Als die Militärs in dieser Situation vor nun 25 Jahren der Regierung der Volkseinheit mit ihrem Putsch ein blutiges Ende bereiteten, konnte niemand ahnen, daß das der Auftakt für eine lange Periode von mehr als 16 Jahren repressiver Diktatur sein würde. Noch weniger stellte man sich vor, daß im Schutze dieser Diktatur einer kleinen Gruppe ultraliberaler Ökonomen, nämlich den wegen ihrer Ausbildung sogenannten Chicago Boys die Gelegenheit gegeben würde, nicht nur die Wirtschaft, sondern die gesamte Gesellschaft völlig umzukrempeln.
Was in den achtziger Jahren von Margaret Thatcher in Großbritannien, Ronald Reagan in den USA und vielen – auch gewählten – Regierungen in Lateinamerika und dann in den neunziger Jahren in Osteuropa an neoliberalen Umwälzungen durchgeführt wurde, das hat alles schon vorher in Chile stattgefunden.

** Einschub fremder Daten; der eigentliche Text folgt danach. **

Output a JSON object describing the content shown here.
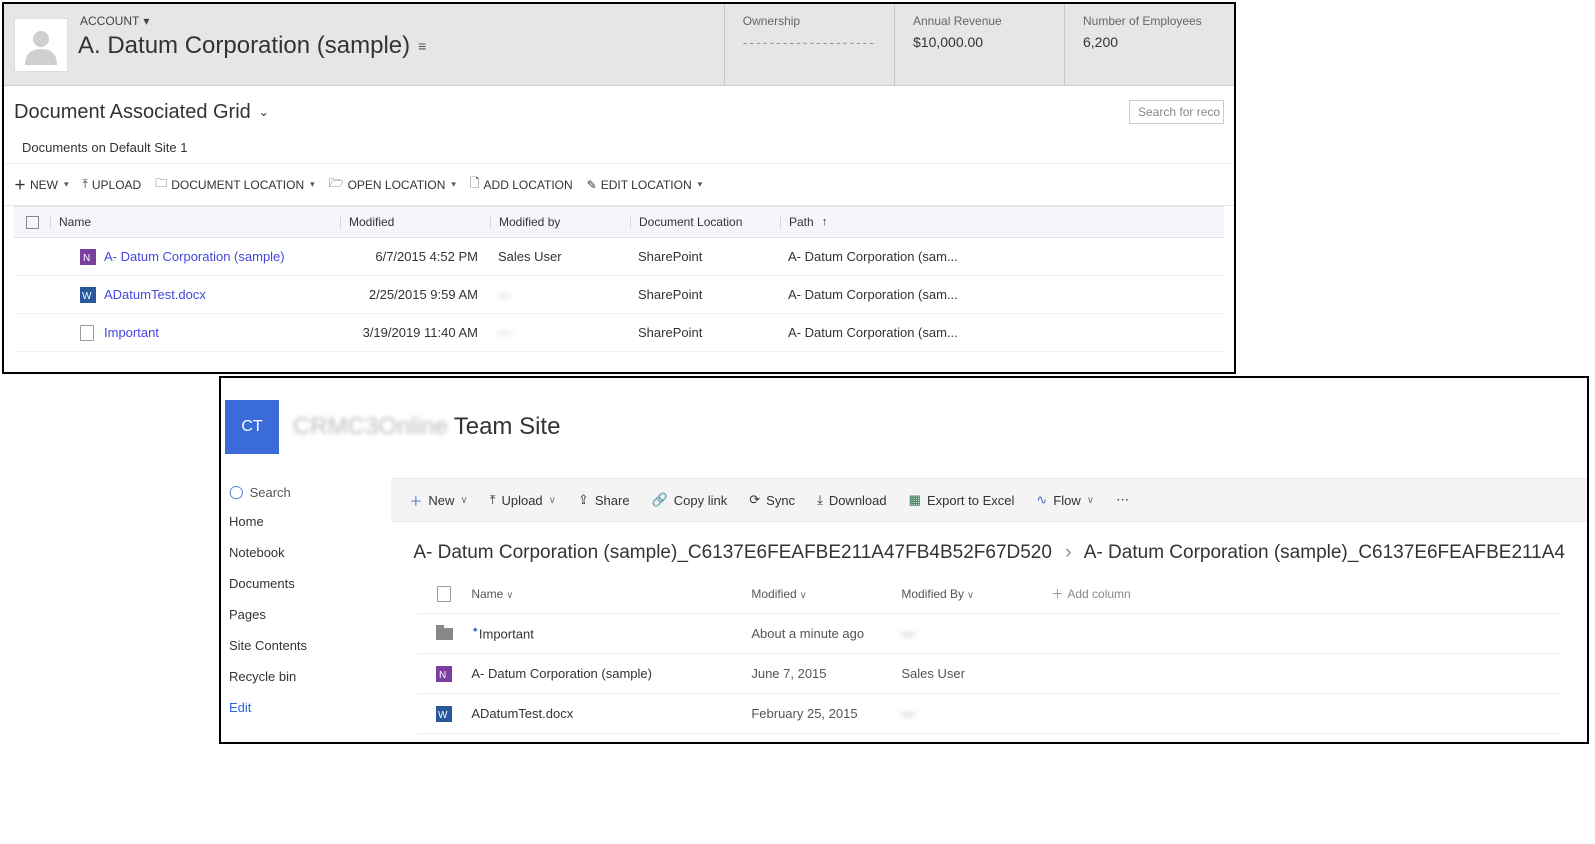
{
  "crm": {
    "entity_label": "ACCOUNT",
    "entity_name": "A. Datum Corporation (sample)",
    "header_fields": [
      {
        "label": "Ownership",
        "value": "--------------------",
        "dashes": true
      },
      {
        "label": "Annual Revenue",
        "value": "$10,000.00"
      },
      {
        "label": "Number of Employees",
        "value": "6,200"
      }
    ],
    "view_title": "Document Associated Grid",
    "search_placeholder": "Search for reco",
    "site_label": "Documents on Default Site 1",
    "toolbar": {
      "new": "NEW",
      "upload": "UPLOAD",
      "doc_location": "DOCUMENT LOCATION",
      "open_location": "OPEN LOCATION",
      "add_location": "ADD LOCATION",
      "edit_location": "EDIT LOCATION"
    },
    "columns": {
      "name": "Name",
      "modified": "Modified",
      "modified_by": "Modified by",
      "doc_location": "Document Location",
      "path": "Path"
    },
    "rows": [
      {
        "icon": "onenote",
        "name": "A- Datum Corporation (sample)",
        "modified": "6/7/2015 4:52 PM",
        "modified_by": "Sales User",
        "location": "SharePoint",
        "path": "A- Datum Corporation (sam..."
      },
      {
        "icon": "word",
        "name": "ADatumTest.docx",
        "modified": "2/25/2015 9:59 AM",
        "modified_by": "—",
        "blur_modby": true,
        "location": "SharePoint",
        "path": "A- Datum Corporation (sam..."
      },
      {
        "icon": "doc",
        "name": "Important",
        "modified": "3/19/2019 11:40 AM",
        "modified_by": "—",
        "blur_modby": true,
        "location": "SharePoint",
        "path": "A- Datum Corporation (sam..."
      }
    ]
  },
  "sp": {
    "logo_text": "CT",
    "site_prefix": "CRMC3Online",
    "site_name": "Team Site",
    "search": "Search",
    "nav": [
      "Home",
      "Notebook",
      "Documents",
      "Pages",
      "Site Contents",
      "Recycle bin",
      "Edit"
    ],
    "toolbar": {
      "new": "New",
      "upload": "Upload",
      "share": "Share",
      "copylink": "Copy link",
      "sync": "Sync",
      "download": "Download",
      "export": "Export to Excel",
      "flow": "Flow"
    },
    "breadcrumb": {
      "a": "A- Datum Corporation (sample)_C6137E6FEAFBE211A47FB4B52F67D520",
      "b": "A- Datum Corporation (sample)_C6137E6FEAFBE211A4"
    },
    "columns": {
      "name": "Name",
      "modified": "Modified",
      "modified_by": "Modified By",
      "add": "Add column"
    },
    "rows": [
      {
        "icon": "folder",
        "name": "Important",
        "modified": "About a minute ago",
        "modified_by": "—",
        "blur_modby": true
      },
      {
        "icon": "onenote",
        "name": "A- Datum Corporation (sample)",
        "modified": "June 7, 2015",
        "modified_by": "Sales User"
      },
      {
        "icon": "word",
        "name": "ADatumTest.docx",
        "modified": "February 25, 2015",
        "modified_by": "—",
        "blur_modby": true
      }
    ]
  }
}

Die Liberalisierung des Systems der Preise, die Öffnung der chilenischen Ökonomie gegenüber dem Weltmarkt und eine drastische Reduzierung der Rolle des Staates in der Wirtschaft, das war nur der Auftakt zu viel umfassenderen Veränderungen der gesamten Gesellschaft, die als »Modernisierungen« angepriesen wurden und den individualistischen Eigennutz zur Quelle allen Reichtums machen sollten. Nach einem Zerstörungswerk sondergleichen, das seinen Ausdruck 1975 und 1982 in schweren Wirtschaftskrisen fand, hat die Wirtschaft Chiles seit 1986 auf dieser neuen Basis endlich zu relativ hohen Wachstumsraten gefunden. Das Ergebnis war, daß dieselben Christdemokraten und Sozialisten, die noch bis 1988 das geschaffene Modell einer rücksichtslosen Ellbogengesellschaft heftig attackiert hatten, dann, als sie nach dem Ende der Diktatur die Regierung bilden konnten, eifersüchtig darüber wachten, daß es nicht durch »populistische« Anwandlungen in Frage gestellt würde. Was sie allenfalls erreichen wollen, ist ein Mehr an sozialer Gerechtigkeit – aber immer im Rahmen des Modells.

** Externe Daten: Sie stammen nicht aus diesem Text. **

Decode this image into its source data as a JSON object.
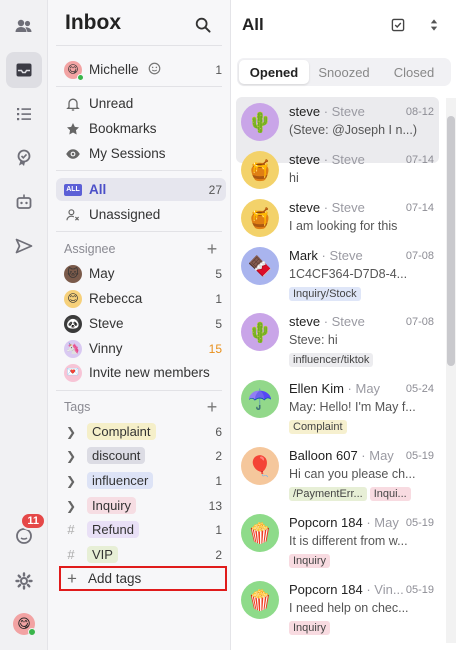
{
  "sidebar": {
    "title": "Inbox",
    "profile": {
      "name": "Michelle",
      "count": "1"
    },
    "views": [
      {
        "label": "Unread",
        "icon": "bell-icon"
      },
      {
        "label": "Bookmarks",
        "icon": "star-icon"
      },
      {
        "label": "My Sessions",
        "icon": "eye-icon"
      }
    ],
    "all": {
      "label": "All",
      "count": "27"
    },
    "unassigned": {
      "label": "Unassigned"
    },
    "assignee_title": "Assignee",
    "assignees": [
      {
        "name": "May",
        "count": "5",
        "highlight": false
      },
      {
        "name": "Rebecca",
        "count": "1",
        "highlight": false
      },
      {
        "name": "Steve",
        "count": "5",
        "highlight": false
      },
      {
        "name": "Vinny",
        "count": "15",
        "highlight": true
      }
    ],
    "invite_label": "Invite new members",
    "tags_title": "Tags",
    "tags": [
      {
        "label": "Complaint",
        "count": "6",
        "color": "#f5efc9",
        "expandable": true
      },
      {
        "label": "discount",
        "count": "2",
        "color": "#dcdce4",
        "expandable": true
      },
      {
        "label": "influencer",
        "count": "1",
        "color": "#dde3f6",
        "expandable": true
      },
      {
        "label": "Inquiry",
        "count": "13",
        "color": "#f6dde3",
        "expandable": true
      },
      {
        "label": "Refund",
        "count": "1",
        "color": "#e9e0f6",
        "expandable": false
      },
      {
        "label": "VIP",
        "count": "2",
        "color": "#e7efd6",
        "expandable": false
      }
    ],
    "add_tags_label": "Add tags"
  },
  "rail": {
    "badge_count": "11"
  },
  "list": {
    "title": "All",
    "tabs": [
      {
        "label": "Opened",
        "active": true
      },
      {
        "label": "Snoozed",
        "active": false
      },
      {
        "label": "Closed",
        "active": false
      }
    ],
    "conversations": [
      {
        "name": "steve",
        "source": "Steve",
        "date": "08-12",
        "preview": "(Steve: @Joseph I n...)",
        "avatar": "🌵",
        "avatar_bg": "#c9a5e8",
        "tags": [],
        "active": true
      },
      {
        "name": "steve",
        "source": "Steve",
        "date": "07-14",
        "preview": "hi",
        "avatar": "🍯",
        "avatar_bg": "#f3d26a",
        "tags": [],
        "active": false
      },
      {
        "name": "steve",
        "source": "Steve",
        "date": "07-14",
        "preview": "I am looking for this",
        "avatar": "🍯",
        "avatar_bg": "#f3d26a",
        "tags": [],
        "active": false
      },
      {
        "name": "Mark",
        "source": "Steve",
        "date": "07-08",
        "preview": "1C4CF364-D7D8-4...",
        "avatar": "🍫",
        "avatar_bg": "#a9b4ee",
        "tags": [
          {
            "label": "Inquiry/Stock",
            "color": "#dfe6f8"
          }
        ],
        "active": false
      },
      {
        "name": "steve",
        "source": "Steve",
        "date": "07-08",
        "preview": "Steve: hi",
        "avatar": "🌵",
        "avatar_bg": "#c9a5e8",
        "tags": [
          {
            "label": "influencer/tiktok",
            "color": "#ececef"
          }
        ],
        "active": false
      },
      {
        "name": "Ellen Kim",
        "source": "May",
        "date": "05-24",
        "preview": "May: Hello! I'm May f...",
        "avatar": "☂️",
        "avatar_bg": "#92d88a",
        "tags": [
          {
            "label": "Complaint",
            "color": "#f6f0cf"
          }
        ],
        "active": false
      },
      {
        "name": "Balloon 607",
        "source": "May",
        "date": "05-19",
        "preview": "Hi can you please ch...",
        "avatar": "🎈",
        "avatar_bg": "#f5c79c",
        "tags": [
          {
            "label": "/PaymentErr...",
            "color": "#e7efd6"
          },
          {
            "label": "Inqui...",
            "color": "#f8dbe1"
          }
        ],
        "active": false
      },
      {
        "name": "Popcorn 184",
        "source": "May",
        "date": "05-19",
        "preview": "It is different from w...",
        "avatar": "🍿",
        "avatar_bg": "#8edb8a",
        "tags": [
          {
            "label": "Inquiry",
            "color": "#f8dbe1"
          }
        ],
        "active": false
      },
      {
        "name": "Popcorn 184",
        "source": "Vin...",
        "date": "05-19",
        "preview": "I need help on chec...",
        "avatar": "🍿",
        "avatar_bg": "#8edb8a",
        "tags": [
          {
            "label": "Inquiry",
            "color": "#f8dbe1"
          }
        ],
        "active": false
      }
    ]
  }
}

Die Verfassung der Diktatur zwingt zum Stillstand

Die von General Pinochet und seinen Beratern 1980 maßgeschneiderte neue Verfassung macht mit ihrem zur Konsenserzwingung künstlich organisierten Patt eine Weiterführung des Übergangs zur Demokratie durch Mehrheiten ebenso unmöglich, wie eine gründliche Auseinandersetzung mit der Vergangenheit der Diktatur. Es fragt sich allerdings, wie lange die junge Generation diesen Zustand des allgemeinen Immobilismus, zu dem auch ein extremer kultureller Konservatismus gehört, dulden wird. Vor den letzten Parlamentswahlen hat eine Million hauptsächlich junger Leute auf eine Einschreibung in die Wahllisten verzichtet, und von den Wahlberechtigten haben 15 Prozent ihre Stimmzettel ungültig gemacht. Wie die europäische Jugend nach dem Zweiten Weltkrieg, so wird auch die chilenische Jugend irgendwann die Frage praktisch stellen, ob alles so bleiben muß.